The announcement came at a time when farmers associations, backed by opposition parties, have been laying siege to collectorates seeking to declare their districts as drought-hit. 

The All Farmers Associations Coordination Committee had announced a road roko on Thursday, which, however, was deferred after the Chief Minister assured them of all efforts during a meeting with its leaders at the Secretariat on Tuesday. 

This has been a particularly tough year for the farmers in the State, with both monsoon and the Cauvery water sharing agreement failing to deliver when it mattered.

The north-east monsoon was abject: at 62 percent deficit, this is the worst year in over a century. 

All that Tamil Nadu received this year was 168 mm rains, second only to 163.5 mm recorded way back in 1876. As many as 21 of the 32 districts have received less than 40 per cent rains. What made this hurt the farmers is the failure to realise Tamil Nadu’s share from the Cauvery. 
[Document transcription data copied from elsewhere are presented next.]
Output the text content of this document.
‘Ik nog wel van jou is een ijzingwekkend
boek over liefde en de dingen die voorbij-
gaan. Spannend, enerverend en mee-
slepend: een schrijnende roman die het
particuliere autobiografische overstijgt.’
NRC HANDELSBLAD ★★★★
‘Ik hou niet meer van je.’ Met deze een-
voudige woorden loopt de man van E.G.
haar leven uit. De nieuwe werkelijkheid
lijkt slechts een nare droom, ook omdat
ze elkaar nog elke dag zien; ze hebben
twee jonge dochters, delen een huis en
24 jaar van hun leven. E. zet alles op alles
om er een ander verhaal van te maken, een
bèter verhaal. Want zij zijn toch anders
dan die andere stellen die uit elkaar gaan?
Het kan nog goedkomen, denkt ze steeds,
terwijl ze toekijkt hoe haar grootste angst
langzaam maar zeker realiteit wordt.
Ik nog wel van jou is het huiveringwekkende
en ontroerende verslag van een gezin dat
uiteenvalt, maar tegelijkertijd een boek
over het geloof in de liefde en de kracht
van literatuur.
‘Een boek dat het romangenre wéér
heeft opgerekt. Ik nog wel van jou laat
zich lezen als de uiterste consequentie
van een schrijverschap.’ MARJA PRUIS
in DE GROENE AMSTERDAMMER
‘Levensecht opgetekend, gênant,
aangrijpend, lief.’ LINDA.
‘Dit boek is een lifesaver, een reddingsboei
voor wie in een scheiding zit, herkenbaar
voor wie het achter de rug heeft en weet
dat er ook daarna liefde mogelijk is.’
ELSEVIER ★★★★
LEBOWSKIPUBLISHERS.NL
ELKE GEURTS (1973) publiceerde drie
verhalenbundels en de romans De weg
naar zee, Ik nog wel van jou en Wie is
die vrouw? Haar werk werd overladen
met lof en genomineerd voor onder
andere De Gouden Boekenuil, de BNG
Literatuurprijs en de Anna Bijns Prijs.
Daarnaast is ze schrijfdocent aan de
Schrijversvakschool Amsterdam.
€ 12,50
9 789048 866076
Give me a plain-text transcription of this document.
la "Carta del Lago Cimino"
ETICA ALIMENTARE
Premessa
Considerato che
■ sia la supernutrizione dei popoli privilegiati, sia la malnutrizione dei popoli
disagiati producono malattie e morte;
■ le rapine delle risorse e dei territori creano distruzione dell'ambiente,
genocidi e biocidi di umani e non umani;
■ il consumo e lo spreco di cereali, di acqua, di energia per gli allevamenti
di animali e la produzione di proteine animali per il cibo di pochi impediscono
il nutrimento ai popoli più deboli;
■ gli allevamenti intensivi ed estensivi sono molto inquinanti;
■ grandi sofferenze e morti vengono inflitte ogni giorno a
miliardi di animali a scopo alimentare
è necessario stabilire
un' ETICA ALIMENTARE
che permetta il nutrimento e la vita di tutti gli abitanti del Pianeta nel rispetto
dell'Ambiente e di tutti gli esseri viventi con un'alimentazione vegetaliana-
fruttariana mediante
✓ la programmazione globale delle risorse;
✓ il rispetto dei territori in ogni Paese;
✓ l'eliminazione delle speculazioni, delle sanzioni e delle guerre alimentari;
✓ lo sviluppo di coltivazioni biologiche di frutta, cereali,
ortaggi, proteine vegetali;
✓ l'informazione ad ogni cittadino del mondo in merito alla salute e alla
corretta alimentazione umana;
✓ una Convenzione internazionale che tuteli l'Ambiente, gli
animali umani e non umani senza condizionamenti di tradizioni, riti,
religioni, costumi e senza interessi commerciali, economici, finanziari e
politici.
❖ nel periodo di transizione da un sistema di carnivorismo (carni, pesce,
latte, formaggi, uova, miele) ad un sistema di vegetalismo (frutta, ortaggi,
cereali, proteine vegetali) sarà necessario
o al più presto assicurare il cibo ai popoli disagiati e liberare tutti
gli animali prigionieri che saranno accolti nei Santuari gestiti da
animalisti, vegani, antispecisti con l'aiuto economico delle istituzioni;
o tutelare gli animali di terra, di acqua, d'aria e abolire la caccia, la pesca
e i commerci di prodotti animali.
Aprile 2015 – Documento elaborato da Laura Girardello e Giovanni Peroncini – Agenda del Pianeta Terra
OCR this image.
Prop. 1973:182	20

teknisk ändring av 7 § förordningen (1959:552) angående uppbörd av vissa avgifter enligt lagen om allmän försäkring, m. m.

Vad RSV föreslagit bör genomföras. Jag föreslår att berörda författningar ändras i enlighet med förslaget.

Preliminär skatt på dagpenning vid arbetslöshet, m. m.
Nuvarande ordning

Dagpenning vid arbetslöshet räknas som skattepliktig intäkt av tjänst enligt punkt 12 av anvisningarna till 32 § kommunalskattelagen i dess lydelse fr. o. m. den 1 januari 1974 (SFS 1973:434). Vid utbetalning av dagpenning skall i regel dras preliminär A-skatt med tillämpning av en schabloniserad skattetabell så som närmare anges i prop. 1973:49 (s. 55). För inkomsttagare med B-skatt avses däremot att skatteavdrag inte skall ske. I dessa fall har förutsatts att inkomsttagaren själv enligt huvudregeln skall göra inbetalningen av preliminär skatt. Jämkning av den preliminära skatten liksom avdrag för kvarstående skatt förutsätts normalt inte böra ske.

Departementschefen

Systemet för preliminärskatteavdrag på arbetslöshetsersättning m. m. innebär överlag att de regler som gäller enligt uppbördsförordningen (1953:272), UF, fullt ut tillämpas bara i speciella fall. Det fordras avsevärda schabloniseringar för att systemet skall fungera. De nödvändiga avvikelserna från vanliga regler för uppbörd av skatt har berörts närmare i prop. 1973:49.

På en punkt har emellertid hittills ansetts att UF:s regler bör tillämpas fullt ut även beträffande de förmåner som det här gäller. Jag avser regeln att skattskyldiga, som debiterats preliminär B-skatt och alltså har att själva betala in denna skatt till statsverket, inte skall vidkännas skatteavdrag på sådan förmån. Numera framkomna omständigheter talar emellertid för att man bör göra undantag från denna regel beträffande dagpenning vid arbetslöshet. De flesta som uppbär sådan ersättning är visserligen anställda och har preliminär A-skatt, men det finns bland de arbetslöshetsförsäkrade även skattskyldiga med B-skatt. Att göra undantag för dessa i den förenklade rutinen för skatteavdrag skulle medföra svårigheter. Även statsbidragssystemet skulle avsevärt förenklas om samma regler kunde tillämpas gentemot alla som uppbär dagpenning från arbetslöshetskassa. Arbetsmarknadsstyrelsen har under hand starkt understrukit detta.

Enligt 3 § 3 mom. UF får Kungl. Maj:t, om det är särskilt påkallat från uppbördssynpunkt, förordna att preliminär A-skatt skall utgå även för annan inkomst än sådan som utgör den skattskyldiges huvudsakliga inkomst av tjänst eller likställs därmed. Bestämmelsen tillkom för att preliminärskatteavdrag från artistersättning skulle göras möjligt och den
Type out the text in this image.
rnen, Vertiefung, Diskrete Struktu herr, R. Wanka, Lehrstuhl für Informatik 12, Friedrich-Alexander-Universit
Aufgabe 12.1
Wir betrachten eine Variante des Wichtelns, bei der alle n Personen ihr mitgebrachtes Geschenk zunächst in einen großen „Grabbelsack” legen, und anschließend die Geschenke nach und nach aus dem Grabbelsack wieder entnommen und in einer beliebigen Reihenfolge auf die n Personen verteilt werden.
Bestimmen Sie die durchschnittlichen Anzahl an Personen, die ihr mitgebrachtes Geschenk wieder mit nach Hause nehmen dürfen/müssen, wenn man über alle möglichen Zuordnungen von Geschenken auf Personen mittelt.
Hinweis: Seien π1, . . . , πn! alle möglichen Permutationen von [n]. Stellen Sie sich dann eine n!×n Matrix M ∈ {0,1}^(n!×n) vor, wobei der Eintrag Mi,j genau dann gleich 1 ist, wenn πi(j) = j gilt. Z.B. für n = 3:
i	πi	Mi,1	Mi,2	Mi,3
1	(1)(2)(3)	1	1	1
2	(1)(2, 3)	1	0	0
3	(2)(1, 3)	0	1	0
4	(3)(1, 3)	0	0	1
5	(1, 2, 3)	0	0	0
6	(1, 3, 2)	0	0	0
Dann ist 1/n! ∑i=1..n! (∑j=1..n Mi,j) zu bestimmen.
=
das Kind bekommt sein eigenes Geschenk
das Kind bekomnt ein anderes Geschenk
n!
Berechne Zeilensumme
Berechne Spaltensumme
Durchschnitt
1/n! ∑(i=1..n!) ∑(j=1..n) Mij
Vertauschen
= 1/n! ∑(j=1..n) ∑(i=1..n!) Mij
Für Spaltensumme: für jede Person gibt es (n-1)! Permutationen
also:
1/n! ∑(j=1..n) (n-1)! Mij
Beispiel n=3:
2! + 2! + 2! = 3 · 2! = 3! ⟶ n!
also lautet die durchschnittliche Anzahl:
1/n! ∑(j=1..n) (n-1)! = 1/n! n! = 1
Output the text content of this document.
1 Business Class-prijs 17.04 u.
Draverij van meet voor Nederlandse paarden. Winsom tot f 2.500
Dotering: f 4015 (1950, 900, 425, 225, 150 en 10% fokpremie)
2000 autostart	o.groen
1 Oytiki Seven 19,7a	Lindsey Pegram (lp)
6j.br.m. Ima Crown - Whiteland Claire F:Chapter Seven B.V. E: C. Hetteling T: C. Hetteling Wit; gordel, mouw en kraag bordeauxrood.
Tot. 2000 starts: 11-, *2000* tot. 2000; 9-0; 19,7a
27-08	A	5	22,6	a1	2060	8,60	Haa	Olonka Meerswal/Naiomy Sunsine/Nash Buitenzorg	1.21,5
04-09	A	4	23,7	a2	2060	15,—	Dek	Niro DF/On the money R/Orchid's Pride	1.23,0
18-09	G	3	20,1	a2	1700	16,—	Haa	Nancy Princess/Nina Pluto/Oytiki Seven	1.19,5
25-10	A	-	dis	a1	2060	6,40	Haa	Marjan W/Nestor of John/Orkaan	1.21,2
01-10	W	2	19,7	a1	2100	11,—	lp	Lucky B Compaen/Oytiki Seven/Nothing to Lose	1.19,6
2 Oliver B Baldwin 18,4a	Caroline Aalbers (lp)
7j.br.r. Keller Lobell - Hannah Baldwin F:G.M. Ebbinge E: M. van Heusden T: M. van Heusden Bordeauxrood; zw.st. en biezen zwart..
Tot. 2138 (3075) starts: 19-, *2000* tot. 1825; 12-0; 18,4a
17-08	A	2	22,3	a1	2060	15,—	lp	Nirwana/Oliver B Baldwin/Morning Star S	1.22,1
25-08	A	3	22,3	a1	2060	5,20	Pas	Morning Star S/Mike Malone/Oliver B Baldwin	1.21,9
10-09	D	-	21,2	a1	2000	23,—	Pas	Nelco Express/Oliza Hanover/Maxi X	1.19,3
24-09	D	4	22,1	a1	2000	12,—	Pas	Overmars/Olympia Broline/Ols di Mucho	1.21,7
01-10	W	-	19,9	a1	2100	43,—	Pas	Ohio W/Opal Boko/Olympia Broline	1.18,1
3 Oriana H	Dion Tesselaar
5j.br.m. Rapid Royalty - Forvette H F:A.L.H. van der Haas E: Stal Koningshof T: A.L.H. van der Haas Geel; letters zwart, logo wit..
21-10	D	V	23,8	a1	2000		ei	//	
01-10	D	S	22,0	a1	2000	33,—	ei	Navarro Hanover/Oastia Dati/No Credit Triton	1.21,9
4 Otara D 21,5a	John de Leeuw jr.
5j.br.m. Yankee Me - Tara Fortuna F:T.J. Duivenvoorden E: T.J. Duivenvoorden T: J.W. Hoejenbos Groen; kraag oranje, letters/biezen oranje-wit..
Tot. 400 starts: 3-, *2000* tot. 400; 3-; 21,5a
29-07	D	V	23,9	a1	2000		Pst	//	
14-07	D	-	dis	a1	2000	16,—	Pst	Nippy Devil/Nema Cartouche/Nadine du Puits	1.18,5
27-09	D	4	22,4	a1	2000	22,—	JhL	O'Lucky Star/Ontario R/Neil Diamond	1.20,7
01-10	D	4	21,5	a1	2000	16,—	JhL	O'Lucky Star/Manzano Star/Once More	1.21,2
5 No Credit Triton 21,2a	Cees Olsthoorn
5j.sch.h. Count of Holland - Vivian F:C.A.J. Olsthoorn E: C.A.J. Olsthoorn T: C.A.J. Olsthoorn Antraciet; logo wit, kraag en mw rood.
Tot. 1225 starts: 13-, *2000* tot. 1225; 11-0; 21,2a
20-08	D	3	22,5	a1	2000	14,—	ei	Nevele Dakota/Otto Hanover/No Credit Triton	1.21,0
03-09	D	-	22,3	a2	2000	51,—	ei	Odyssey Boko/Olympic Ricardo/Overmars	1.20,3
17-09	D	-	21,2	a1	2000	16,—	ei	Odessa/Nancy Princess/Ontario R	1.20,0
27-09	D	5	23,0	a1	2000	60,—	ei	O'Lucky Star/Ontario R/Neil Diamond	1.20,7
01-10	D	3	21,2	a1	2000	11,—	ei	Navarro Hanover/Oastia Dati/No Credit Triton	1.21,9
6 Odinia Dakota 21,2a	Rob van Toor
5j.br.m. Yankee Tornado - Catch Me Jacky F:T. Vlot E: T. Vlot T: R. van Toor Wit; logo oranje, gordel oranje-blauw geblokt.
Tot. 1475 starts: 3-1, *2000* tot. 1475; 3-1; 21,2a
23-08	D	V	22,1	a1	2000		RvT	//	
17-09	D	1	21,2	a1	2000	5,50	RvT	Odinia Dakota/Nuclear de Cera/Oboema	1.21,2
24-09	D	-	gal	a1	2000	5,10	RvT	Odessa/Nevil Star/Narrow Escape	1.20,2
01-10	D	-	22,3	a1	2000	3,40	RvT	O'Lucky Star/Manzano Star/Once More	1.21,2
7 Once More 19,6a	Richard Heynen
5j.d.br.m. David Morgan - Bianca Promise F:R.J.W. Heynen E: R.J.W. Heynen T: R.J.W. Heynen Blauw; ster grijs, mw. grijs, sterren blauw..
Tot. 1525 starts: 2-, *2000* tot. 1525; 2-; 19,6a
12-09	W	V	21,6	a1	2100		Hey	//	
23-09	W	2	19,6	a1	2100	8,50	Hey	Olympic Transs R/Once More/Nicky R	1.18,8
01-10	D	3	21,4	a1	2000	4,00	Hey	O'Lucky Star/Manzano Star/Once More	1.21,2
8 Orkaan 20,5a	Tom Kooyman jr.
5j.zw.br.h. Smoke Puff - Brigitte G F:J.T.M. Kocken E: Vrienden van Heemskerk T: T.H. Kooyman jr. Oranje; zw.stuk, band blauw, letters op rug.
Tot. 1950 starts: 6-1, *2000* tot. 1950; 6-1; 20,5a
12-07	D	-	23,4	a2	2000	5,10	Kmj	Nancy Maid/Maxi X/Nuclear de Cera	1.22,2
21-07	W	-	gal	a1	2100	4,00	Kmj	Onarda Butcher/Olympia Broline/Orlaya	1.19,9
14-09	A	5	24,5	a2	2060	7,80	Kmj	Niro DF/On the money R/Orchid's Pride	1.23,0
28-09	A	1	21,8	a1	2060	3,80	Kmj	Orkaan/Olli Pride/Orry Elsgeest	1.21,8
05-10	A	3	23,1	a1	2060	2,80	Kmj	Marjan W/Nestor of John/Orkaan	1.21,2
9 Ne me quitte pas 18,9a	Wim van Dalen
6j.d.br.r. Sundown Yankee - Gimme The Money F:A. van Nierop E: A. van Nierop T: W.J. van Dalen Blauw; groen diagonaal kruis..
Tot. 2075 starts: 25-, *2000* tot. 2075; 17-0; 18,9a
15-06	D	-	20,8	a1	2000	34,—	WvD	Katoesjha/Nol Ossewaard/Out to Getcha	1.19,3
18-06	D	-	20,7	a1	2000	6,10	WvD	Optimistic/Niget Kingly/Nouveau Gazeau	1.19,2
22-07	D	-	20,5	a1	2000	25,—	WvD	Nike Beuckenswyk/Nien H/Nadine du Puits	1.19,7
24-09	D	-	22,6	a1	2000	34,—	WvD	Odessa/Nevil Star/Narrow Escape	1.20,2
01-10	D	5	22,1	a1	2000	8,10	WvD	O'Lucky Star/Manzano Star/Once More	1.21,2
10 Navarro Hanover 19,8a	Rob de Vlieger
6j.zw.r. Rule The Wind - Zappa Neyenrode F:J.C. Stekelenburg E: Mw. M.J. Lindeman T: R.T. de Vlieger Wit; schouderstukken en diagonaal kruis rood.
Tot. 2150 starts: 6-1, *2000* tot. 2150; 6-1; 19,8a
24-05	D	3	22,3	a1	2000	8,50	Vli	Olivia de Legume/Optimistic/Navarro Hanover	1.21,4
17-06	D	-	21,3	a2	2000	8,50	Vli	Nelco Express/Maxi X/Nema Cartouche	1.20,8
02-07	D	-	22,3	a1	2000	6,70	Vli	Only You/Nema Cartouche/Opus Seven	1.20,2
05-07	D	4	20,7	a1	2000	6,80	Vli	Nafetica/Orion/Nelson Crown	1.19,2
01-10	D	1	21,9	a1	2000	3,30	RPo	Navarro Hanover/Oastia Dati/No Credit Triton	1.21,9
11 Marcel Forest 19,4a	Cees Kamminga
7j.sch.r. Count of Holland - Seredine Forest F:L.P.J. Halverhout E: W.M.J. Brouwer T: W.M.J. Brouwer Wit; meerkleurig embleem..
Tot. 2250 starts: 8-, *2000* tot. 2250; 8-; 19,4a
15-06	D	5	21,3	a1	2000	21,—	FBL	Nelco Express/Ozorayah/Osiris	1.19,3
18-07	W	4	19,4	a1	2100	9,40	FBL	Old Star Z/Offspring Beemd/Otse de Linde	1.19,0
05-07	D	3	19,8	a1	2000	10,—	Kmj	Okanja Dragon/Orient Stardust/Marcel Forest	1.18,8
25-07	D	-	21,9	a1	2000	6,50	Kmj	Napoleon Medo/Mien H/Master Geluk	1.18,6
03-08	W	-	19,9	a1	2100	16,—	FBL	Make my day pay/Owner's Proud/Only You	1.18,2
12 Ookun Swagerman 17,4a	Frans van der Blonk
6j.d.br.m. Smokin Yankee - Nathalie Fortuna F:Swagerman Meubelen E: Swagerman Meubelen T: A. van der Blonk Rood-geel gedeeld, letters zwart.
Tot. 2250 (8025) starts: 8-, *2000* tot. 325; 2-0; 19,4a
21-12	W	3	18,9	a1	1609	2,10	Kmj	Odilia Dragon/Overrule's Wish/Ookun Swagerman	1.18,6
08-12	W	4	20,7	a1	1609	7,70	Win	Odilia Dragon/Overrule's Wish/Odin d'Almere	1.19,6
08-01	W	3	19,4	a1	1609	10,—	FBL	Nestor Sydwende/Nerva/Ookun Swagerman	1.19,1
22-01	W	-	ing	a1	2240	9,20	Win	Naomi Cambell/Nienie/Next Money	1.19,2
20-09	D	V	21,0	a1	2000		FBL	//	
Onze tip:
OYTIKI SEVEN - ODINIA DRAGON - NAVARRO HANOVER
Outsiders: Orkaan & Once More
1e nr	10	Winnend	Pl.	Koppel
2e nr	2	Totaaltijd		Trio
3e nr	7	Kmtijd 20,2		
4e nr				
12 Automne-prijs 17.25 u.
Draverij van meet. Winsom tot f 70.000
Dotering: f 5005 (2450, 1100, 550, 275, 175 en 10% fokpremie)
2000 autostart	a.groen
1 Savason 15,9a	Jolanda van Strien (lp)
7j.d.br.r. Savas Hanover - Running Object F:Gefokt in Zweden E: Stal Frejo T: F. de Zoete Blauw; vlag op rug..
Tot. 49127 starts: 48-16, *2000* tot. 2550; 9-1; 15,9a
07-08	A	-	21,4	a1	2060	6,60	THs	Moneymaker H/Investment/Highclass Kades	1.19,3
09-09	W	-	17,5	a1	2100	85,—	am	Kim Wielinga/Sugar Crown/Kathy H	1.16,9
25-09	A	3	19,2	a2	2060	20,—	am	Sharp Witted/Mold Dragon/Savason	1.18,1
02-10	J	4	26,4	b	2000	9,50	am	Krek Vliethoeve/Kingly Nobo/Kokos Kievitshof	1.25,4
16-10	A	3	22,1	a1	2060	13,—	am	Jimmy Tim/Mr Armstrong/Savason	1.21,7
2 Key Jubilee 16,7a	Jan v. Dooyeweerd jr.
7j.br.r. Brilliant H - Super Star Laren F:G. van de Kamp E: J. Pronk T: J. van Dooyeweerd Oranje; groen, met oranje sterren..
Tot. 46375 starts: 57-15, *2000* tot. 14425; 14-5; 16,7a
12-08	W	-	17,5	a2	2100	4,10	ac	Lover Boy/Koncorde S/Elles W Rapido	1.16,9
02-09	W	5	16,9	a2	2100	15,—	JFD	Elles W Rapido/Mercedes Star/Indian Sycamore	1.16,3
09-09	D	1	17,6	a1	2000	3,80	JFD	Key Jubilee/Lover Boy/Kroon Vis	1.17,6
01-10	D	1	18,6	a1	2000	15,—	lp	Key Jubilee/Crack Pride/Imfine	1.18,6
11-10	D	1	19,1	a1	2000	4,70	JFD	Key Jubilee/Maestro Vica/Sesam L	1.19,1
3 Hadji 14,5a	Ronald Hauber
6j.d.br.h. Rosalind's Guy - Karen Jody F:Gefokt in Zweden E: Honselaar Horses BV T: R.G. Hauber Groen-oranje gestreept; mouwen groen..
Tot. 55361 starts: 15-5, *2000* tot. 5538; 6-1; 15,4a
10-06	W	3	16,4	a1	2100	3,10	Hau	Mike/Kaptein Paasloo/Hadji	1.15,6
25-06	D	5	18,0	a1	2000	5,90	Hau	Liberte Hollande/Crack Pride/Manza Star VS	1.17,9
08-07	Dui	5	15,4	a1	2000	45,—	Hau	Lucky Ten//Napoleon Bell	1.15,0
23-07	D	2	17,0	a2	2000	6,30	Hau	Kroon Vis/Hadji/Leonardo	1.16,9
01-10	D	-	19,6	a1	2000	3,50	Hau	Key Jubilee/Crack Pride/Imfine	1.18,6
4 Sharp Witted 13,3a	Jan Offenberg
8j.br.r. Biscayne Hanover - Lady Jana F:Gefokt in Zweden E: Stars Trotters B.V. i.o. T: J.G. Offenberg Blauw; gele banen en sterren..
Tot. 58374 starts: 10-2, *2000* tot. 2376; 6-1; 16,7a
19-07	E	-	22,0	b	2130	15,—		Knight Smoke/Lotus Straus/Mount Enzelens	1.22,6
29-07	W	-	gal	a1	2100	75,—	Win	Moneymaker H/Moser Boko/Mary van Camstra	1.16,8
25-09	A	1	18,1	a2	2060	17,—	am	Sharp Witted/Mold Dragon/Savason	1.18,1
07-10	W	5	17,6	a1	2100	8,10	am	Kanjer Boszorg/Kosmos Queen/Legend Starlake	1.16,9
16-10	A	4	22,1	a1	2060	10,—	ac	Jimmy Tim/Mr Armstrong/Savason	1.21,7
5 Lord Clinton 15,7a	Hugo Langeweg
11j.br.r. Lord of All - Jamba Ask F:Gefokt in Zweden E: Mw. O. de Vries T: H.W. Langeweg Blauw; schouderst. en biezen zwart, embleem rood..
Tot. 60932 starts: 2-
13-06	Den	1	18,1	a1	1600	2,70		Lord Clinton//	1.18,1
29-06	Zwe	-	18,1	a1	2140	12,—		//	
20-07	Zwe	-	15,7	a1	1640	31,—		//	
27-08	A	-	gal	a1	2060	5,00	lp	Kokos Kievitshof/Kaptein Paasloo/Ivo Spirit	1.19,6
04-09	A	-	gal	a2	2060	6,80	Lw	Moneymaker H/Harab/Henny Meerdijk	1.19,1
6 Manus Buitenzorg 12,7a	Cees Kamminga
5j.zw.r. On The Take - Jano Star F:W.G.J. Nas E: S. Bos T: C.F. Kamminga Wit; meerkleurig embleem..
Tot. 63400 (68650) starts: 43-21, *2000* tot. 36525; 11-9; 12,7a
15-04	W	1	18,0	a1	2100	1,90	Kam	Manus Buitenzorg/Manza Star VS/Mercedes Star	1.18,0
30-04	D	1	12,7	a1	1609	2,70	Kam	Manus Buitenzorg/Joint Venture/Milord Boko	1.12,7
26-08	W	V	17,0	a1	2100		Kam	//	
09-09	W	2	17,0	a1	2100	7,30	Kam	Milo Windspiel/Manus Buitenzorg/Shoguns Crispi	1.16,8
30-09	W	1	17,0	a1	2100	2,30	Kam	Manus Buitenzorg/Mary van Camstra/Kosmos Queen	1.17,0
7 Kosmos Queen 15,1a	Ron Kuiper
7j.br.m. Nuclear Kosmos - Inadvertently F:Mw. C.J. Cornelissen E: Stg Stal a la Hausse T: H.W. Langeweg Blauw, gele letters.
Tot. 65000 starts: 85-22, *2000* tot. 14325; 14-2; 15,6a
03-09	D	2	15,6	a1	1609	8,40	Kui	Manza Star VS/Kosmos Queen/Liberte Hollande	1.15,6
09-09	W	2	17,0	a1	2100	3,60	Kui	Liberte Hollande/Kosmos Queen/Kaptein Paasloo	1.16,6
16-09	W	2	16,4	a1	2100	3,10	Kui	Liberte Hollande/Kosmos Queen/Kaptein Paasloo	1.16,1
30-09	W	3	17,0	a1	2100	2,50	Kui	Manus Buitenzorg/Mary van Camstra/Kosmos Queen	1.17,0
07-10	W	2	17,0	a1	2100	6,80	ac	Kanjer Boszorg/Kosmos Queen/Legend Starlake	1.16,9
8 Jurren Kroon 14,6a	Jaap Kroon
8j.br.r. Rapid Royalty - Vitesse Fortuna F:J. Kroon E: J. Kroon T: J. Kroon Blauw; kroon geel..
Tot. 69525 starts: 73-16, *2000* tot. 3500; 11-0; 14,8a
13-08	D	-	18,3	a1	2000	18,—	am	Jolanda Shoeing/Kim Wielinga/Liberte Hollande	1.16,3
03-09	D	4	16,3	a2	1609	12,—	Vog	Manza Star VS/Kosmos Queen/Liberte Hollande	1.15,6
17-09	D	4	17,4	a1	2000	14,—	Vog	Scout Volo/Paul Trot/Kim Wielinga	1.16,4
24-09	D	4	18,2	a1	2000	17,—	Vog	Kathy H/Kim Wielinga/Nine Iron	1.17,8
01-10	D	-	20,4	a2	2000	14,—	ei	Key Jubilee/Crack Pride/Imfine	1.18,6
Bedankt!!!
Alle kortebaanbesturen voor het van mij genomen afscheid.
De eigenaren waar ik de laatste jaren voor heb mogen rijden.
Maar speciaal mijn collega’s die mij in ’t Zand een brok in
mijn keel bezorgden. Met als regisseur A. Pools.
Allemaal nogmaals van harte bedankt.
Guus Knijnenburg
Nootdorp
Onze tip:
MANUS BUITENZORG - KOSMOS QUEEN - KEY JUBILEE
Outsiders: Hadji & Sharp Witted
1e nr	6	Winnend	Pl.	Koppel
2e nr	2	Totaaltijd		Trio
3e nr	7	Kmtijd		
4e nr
In this season between June and December, the State received only 66.60 tmc ft – only about a third of what was awarded by the Cauvery Tribunal.

The distress in agrarian belts has led to an alarming number of farmer deaths. In Nagapattinam alone, there have been 39 deaths so far. 

However, only two of them are suicides while the rest were mostly heart attacks, due yet another thankless season. But, desensitised by cycles of agrarian distress, a death or a few dozen does not perhaps matter if it is not a suicide.